Even in patients who should undergo surgical resection, the appropriate extent of resection is debated. Indeed, there is accumulating evidence that parenchyma-sparing operations, without LN removal, may be appropriate for small NF-PNETs.2022 Compared to standard resections, they are associated with reduced overall serious morbidity.28 Specific benefits include decreased length of hospital stay, lower operative blood loss, and less need for ICU care.29 Furthermore, parenchyma-sparing procedures are associated with less postoperative endocrine and/or exocrine insufficiency.20,28 Importantly, overall and disease-free survival are excellent after parenchyma-sparing resection for PNETs.20 One argument against their use is the increased risk of pancreatic fistula reported in most series.20,29,30 It has been suggested that parenchyma-sparing techniques are most suitable for small lesions with a low risk of systemic involvement.20,28 Such NF-PNETs are unlikely to benefit from more extensive resections that include LN dissection. Our results indicate that it is reasonable to consider parenchyma-sparing resection without LN harvest in tumors <2 cm because of the low risk of LN involvement. Our findings are again consistent with NCCN guidelines,8 which recommend parenchyma-sparing resection as a treatment option for tumors <2 cm and consideration of LN harvest in tumors 1–2 cm in size.

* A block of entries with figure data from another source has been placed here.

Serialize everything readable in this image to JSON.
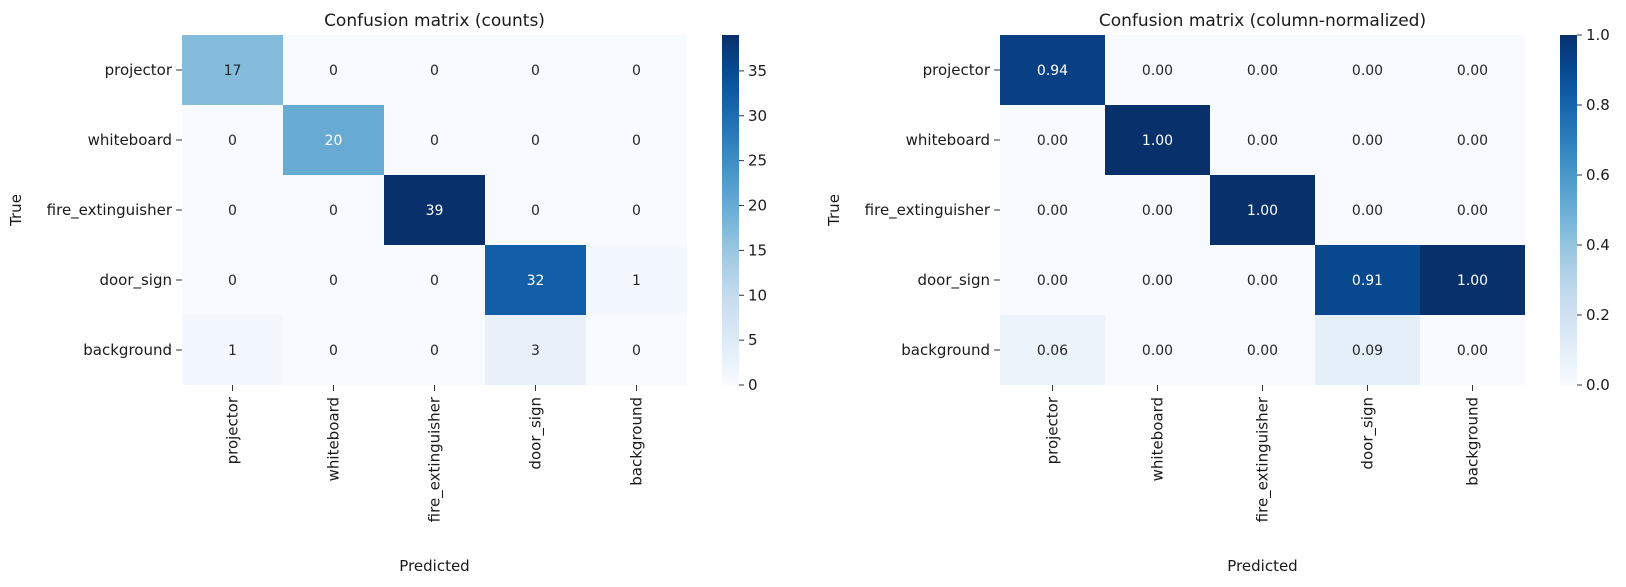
{
  "chart_data": [
    {
      "type": "heatmap",
      "title": "Confusion matrix (counts)",
      "xlabel": "Predicted",
      "ylabel": "True",
      "x_categories": [
        "projector",
        "whiteboard",
        "fire_extinguisher",
        "door_sign",
        "background"
      ],
      "y_categories": [
        "projector",
        "whiteboard",
        "fire_extinguisher",
        "door_sign",
        "background"
      ],
      "values": [
        [
          17,
          0,
          0,
          0,
          0
        ],
        [
          0,
          20,
          0,
          0,
          0
        ],
        [
          0,
          0,
          39,
          0,
          0
        ],
        [
          0,
          0,
          0,
          32,
          1
        ],
        [
          1,
          0,
          0,
          3,
          0
        ]
      ],
      "cell_labels": [
        [
          "17",
          "0",
          "0",
          "0",
          "0"
        ],
        [
          "0",
          "20",
          "0",
          "0",
          "0"
        ],
        [
          "0",
          "0",
          "39",
          "0",
          "0"
        ],
        [
          "0",
          "0",
          "0",
          "32",
          "1"
        ],
        [
          "1",
          "0",
          "0",
          "3",
          "0"
        ]
      ],
      "colormap": "Blues",
      "colorbar": {
        "min": 0,
        "max": 39,
        "ticks": [
          0,
          5,
          10,
          15,
          20,
          25,
          30,
          35
        ],
        "tick_labels": [
          "0",
          "5",
          "10",
          "15",
          "20",
          "25",
          "30",
          "35"
        ]
      }
    },
    {
      "type": "heatmap",
      "title": "Confusion matrix (column-normalized)",
      "xlabel": "Predicted",
      "ylabel": "True",
      "x_categories": [
        "projector",
        "whiteboard",
        "fire_extinguisher",
        "door_sign",
        "background"
      ],
      "y_categories": [
        "projector",
        "whiteboard",
        "fire_extinguisher",
        "door_sign",
        "background"
      ],
      "values": [
        [
          0.94,
          0.0,
          0.0,
          0.0,
          0.0
        ],
        [
          0.0,
          1.0,
          0.0,
          0.0,
          0.0
        ],
        [
          0.0,
          0.0,
          1.0,
          0.0,
          0.0
        ],
        [
          0.0,
          0.0,
          0.0,
          0.91,
          1.0
        ],
        [
          0.06,
          0.0,
          0.0,
          0.09,
          0.0
        ]
      ],
      "cell_labels": [
        [
          "0.94",
          "0.00",
          "0.00",
          "0.00",
          "0.00"
        ],
        [
          "0.00",
          "1.00",
          "0.00",
          "0.00",
          "0.00"
        ],
        [
          "0.00",
          "0.00",
          "1.00",
          "0.00",
          "0.00"
        ],
        [
          "0.00",
          "0.00",
          "0.00",
          "0.91",
          "1.00"
        ],
        [
          "0.06",
          "0.00",
          "0.00",
          "0.09",
          "0.00"
        ]
      ],
      "colormap": "Blues",
      "colorbar": {
        "min": 0,
        "max": 1,
        "ticks": [
          0,
          0.2,
          0.4,
          0.6,
          0.8,
          1.0
        ],
        "tick_labels": [
          "0.0",
          "0.2",
          "0.4",
          "0.6",
          "0.8",
          "1.0"
        ]
      }
    }
  ],
  "colors": {
    "blues_low": "#f7fbff",
    "blues_high": "#08306b"
  }
}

When parenchyma-sparing techniques are pursued, it is essential to accomplish complete resection as positive margin was associated with worse survival in our analysis.

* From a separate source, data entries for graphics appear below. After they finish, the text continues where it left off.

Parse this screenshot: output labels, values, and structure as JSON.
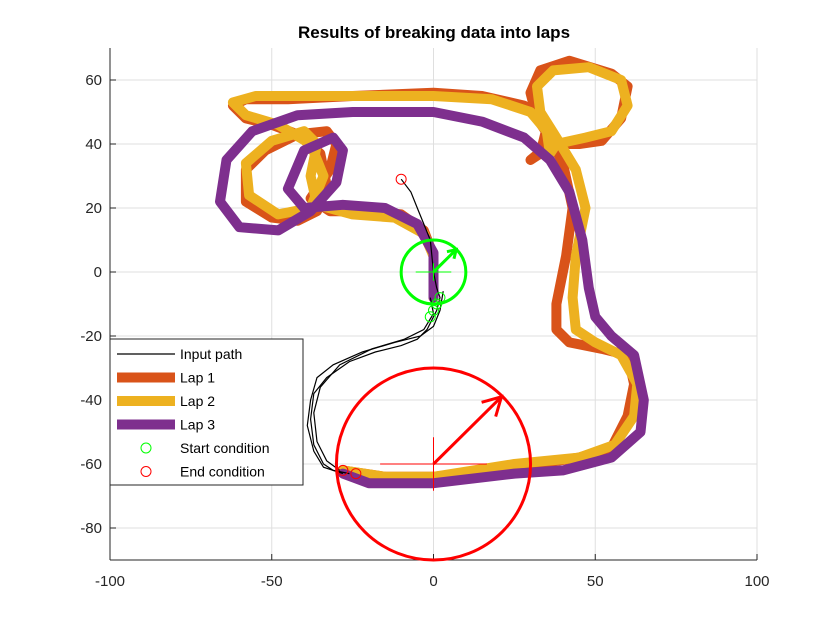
{
  "chart_data": {
    "type": "line",
    "title": "Results of breaking data into laps",
    "xlabel": "",
    "ylabel": "",
    "xlim": [
      -100,
      100
    ],
    "ylim": [
      -90,
      70
    ],
    "x_ticks": [
      -100,
      -50,
      0,
      50,
      100
    ],
    "y_ticks": [
      60,
      40,
      20,
      0,
      -20,
      -40,
      -60,
      -80
    ],
    "grid": true,
    "legend_position": "bottom-left",
    "series": [
      {
        "name": "Input path",
        "style": "thin-line",
        "color": "#000000",
        "paths": [
          [
            [
              -10,
              29
            ],
            [
              -7,
              25
            ],
            [
              -5,
              20
            ],
            [
              -3,
              15
            ],
            [
              -1,
              10
            ],
            [
              0,
              0
            ],
            [
              1,
              -5
            ],
            [
              2,
              -8
            ],
            [
              1,
              -12
            ],
            [
              -2,
              -18
            ],
            [
              -5,
              -21
            ],
            [
              -10,
              -23
            ],
            [
              -18,
              -25
            ],
            [
              -26,
              -28
            ],
            [
              -33,
              -33
            ],
            [
              -37,
              -38
            ],
            [
              -38,
              -46
            ],
            [
              -37,
              -54
            ],
            [
              -34,
              -60
            ],
            [
              -31,
              -62
            ],
            [
              -26,
              -63
            ]
          ],
          [
            [
              3,
              -6
            ],
            [
              2,
              -12
            ],
            [
              0,
              -17
            ],
            [
              -4,
              -20
            ],
            [
              -12,
              -22
            ],
            [
              -22,
              -25
            ],
            [
              -31,
              -29
            ],
            [
              -36,
              -33
            ],
            [
              -38,
              -40
            ],
            [
              -39,
              -48
            ],
            [
              -37,
              -56
            ],
            [
              -34,
              -61
            ],
            [
              -28,
              -63
            ]
          ],
          [
            [
              -1,
              -8
            ],
            [
              0,
              -13
            ],
            [
              -3,
              -18
            ],
            [
              -9,
              -21
            ],
            [
              -19,
              -24
            ],
            [
              -29,
              -29
            ],
            [
              -35,
              -36
            ],
            [
              -37,
              -44
            ],
            [
              -36,
              -53
            ],
            [
              -33,
              -59
            ],
            [
              -29,
              -62
            ]
          ]
        ]
      },
      {
        "name": "Lap 1",
        "style": "thick-line",
        "color": "#d95319",
        "points": [
          [
            0,
            -8
          ],
          [
            0,
            5
          ],
          [
            -3,
            13
          ],
          [
            -10,
            18
          ],
          [
            -20,
            19
          ],
          [
            -32,
            19
          ],
          [
            -38,
            23
          ],
          [
            -32,
            32
          ],
          [
            -30,
            40
          ],
          [
            -33,
            44
          ],
          [
            -42,
            43
          ],
          [
            -52,
            38
          ],
          [
            -58,
            32
          ],
          [
            -58,
            22
          ],
          [
            -50,
            17
          ],
          [
            -42,
            16
          ],
          [
            -36,
            19
          ],
          [
            -33,
            27
          ],
          [
            -35,
            37
          ],
          [
            -42,
            43
          ],
          [
            -50,
            46
          ],
          [
            -58,
            48
          ],
          [
            -62,
            52
          ],
          [
            -58,
            54
          ],
          [
            -45,
            54
          ],
          [
            -25,
            55
          ],
          [
            0,
            56
          ],
          [
            15,
            55
          ],
          [
            28,
            52
          ],
          [
            35,
            45
          ],
          [
            33,
            37
          ],
          [
            30,
            35
          ],
          [
            36,
            40
          ],
          [
            45,
            40
          ],
          [
            52,
            41
          ],
          [
            58,
            48
          ],
          [
            60,
            58
          ],
          [
            55,
            62
          ],
          [
            42,
            66
          ],
          [
            33,
            63
          ],
          [
            30,
            56
          ],
          [
            32,
            48
          ],
          [
            36,
            42
          ],
          [
            40,
            34
          ],
          [
            43,
            20
          ],
          [
            41,
            5
          ],
          [
            38,
            -10
          ],
          [
            38,
            -18
          ],
          [
            42,
            -22
          ],
          [
            52,
            -24
          ],
          [
            60,
            -26
          ],
          [
            62,
            -35
          ],
          [
            60,
            -45
          ],
          [
            55,
            -55
          ],
          [
            45,
            -58
          ],
          [
            25,
            -61
          ],
          [
            0,
            -64
          ],
          [
            -15,
            -64
          ],
          [
            -28,
            -62
          ]
        ]
      },
      {
        "name": "Lap 2",
        "style": "thick-line",
        "color": "#edb120",
        "points": [
          [
            0,
            -8
          ],
          [
            0,
            5
          ],
          [
            -3,
            12
          ],
          [
            -12,
            17
          ],
          [
            -25,
            18
          ],
          [
            -36,
            21
          ],
          [
            -38,
            30
          ],
          [
            -36,
            40
          ],
          [
            -40,
            44
          ],
          [
            -50,
            41
          ],
          [
            -58,
            34
          ],
          [
            -57,
            24
          ],
          [
            -48,
            18
          ],
          [
            -38,
            20
          ],
          [
            -34,
            30
          ],
          [
            -38,
            40
          ],
          [
            -48,
            46
          ],
          [
            -58,
            49
          ],
          [
            -62,
            53
          ],
          [
            -55,
            55
          ],
          [
            -40,
            55
          ],
          [
            -20,
            55
          ],
          [
            0,
            55
          ],
          [
            18,
            54
          ],
          [
            30,
            50
          ],
          [
            35,
            44
          ],
          [
            36,
            37
          ],
          [
            38,
            40
          ],
          [
            47,
            42
          ],
          [
            55,
            44
          ],
          [
            60,
            52
          ],
          [
            58,
            60
          ],
          [
            48,
            64
          ],
          [
            37,
            63
          ],
          [
            32,
            58
          ],
          [
            33,
            50
          ],
          [
            38,
            42
          ],
          [
            44,
            32
          ],
          [
            47,
            20
          ],
          [
            44,
            5
          ],
          [
            43,
            -8
          ],
          [
            44,
            -18
          ],
          [
            50,
            -22
          ],
          [
            58,
            -26
          ],
          [
            63,
            -35
          ],
          [
            62,
            -45
          ],
          [
            56,
            -54
          ],
          [
            45,
            -58
          ],
          [
            25,
            -60
          ],
          [
            0,
            -64
          ],
          [
            -15,
            -64
          ],
          [
            -28,
            -62
          ]
        ]
      },
      {
        "name": "Lap 3",
        "style": "thick-line",
        "color": "#7e2f8e",
        "points": [
          [
            0,
            -8
          ],
          [
            0,
            6
          ],
          [
            -5,
            15
          ],
          [
            -15,
            20
          ],
          [
            -28,
            21
          ],
          [
            -40,
            20
          ],
          [
            -45,
            26
          ],
          [
            -40,
            38
          ],
          [
            -31,
            42
          ],
          [
            -28,
            38
          ],
          [
            -30,
            28
          ],
          [
            -38,
            19
          ],
          [
            -48,
            13
          ],
          [
            -60,
            14
          ],
          [
            -66,
            22
          ],
          [
            -64,
            35
          ],
          [
            -56,
            44
          ],
          [
            -42,
            49
          ],
          [
            -25,
            50
          ],
          [
            0,
            50
          ],
          [
            15,
            47
          ],
          [
            28,
            42
          ],
          [
            36,
            35
          ],
          [
            42,
            25
          ],
          [
            46,
            10
          ],
          [
            48,
            -5
          ],
          [
            50,
            -14
          ],
          [
            55,
            -20
          ],
          [
            62,
            -26
          ],
          [
            65,
            -40
          ],
          [
            64,
            -50
          ],
          [
            55,
            -58
          ],
          [
            40,
            -62
          ],
          [
            25,
            -63
          ],
          [
            0,
            -66
          ],
          [
            -20,
            -66
          ],
          [
            -28,
            -63
          ]
        ]
      },
      {
        "name": "Start condition",
        "style": "circle-markers",
        "color": "#00ff00",
        "points": [
          [
            2,
            -8
          ],
          [
            1,
            -10
          ],
          [
            0,
            -12
          ],
          [
            -1,
            -14
          ]
        ]
      },
      {
        "name": "End condition",
        "style": "circle-markers",
        "color": "#ff0000",
        "points": [
          [
            -10,
            29
          ],
          [
            -28,
            -62
          ],
          [
            -24,
            -63
          ]
        ]
      }
    ],
    "annotations": [
      {
        "kind": "circle-with-arrow",
        "color": "#00ff00",
        "center": [
          0,
          0
        ],
        "radius": 10,
        "arrow_to": [
          7,
          7
        ]
      },
      {
        "kind": "circle-with-arrow",
        "color": "#ff0000",
        "center": [
          0,
          -60
        ],
        "radius": 30,
        "arrow_to": [
          21,
          -39
        ]
      }
    ]
  }
}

In addition to size, tumor grade is another variable associated with survival that can be assessed in the preoperative setting. Previous studies and our results indicate that grade and differentiation are indicators of biologic behavior in NF-PNETs and are associated with survival.17,25 EUS can be combined with fine-needle aspiration (FNA) or core needle biopsy to evaluate tumor pathology preoperatively. FNA can demonstrate various cytopathologic features associated with high-grade histology such as nuclear pleomorphism/multinucleation, nucleoli, mitoses, and Ki67 index. Ki67 index >2 % on FNA strongly correlates with high-grade pathology at the time of resection.31 The presence of any of these concerning features should favor an aggressive surgical approach consisting of standard resection. While core biopsies have the benefit of providing tissue architecture for the evaluation of tumor grade, they are not feasible for most patients as they are often only performed at high-volume centers, can be challenging for small masses, and are associated with a risk of pancreatitis and bleeding.32,33 Regardless of the biopsy technique, intra-tumoral heterogeneity of PNETs is well-established, which results in potential sampling errors and limits the accuracy of preoperative tumor grading with this approach.34,35 Our study highlights the utility of tumor size, a variable measured easily and accurately via noninvasive imaging, as a preoperative prognostic indicator. EUS with FNA or core biopsy is an additional preoperative test that could be useful, particularly when it remains unclear if resection is appropriate after tumor size and patient risk have been considered.

In conclusion, NF-PNETs represent a heterogeneous group of neoplasms with variable biologic behavior. Given the significant morbidity associated with resection of NF-PNETs, the identification of preoperative variables that can be used to decide which patients can be closely observed or have a more limited procedure is warranted. In our study, LN metastases were a significant predictor of worse survival, and tumors <2 cm on preoperative imaging were unlikely to have positive LNs. A proposed treatment algorithm for NF-PNETs based on these findings is summarized in Fig. 4. Because of the risk of LN involvement, our results suggest that standard resection with lymphadenectomy is most appropriate for NF-PNETs ≥2 cm. Parenchyma-sparing resections without lymphadenectomy or nonoperative management with close surveillance are reasonable options for selected patients with NF-PNETs <2 cm because of the low probability of LN positivity.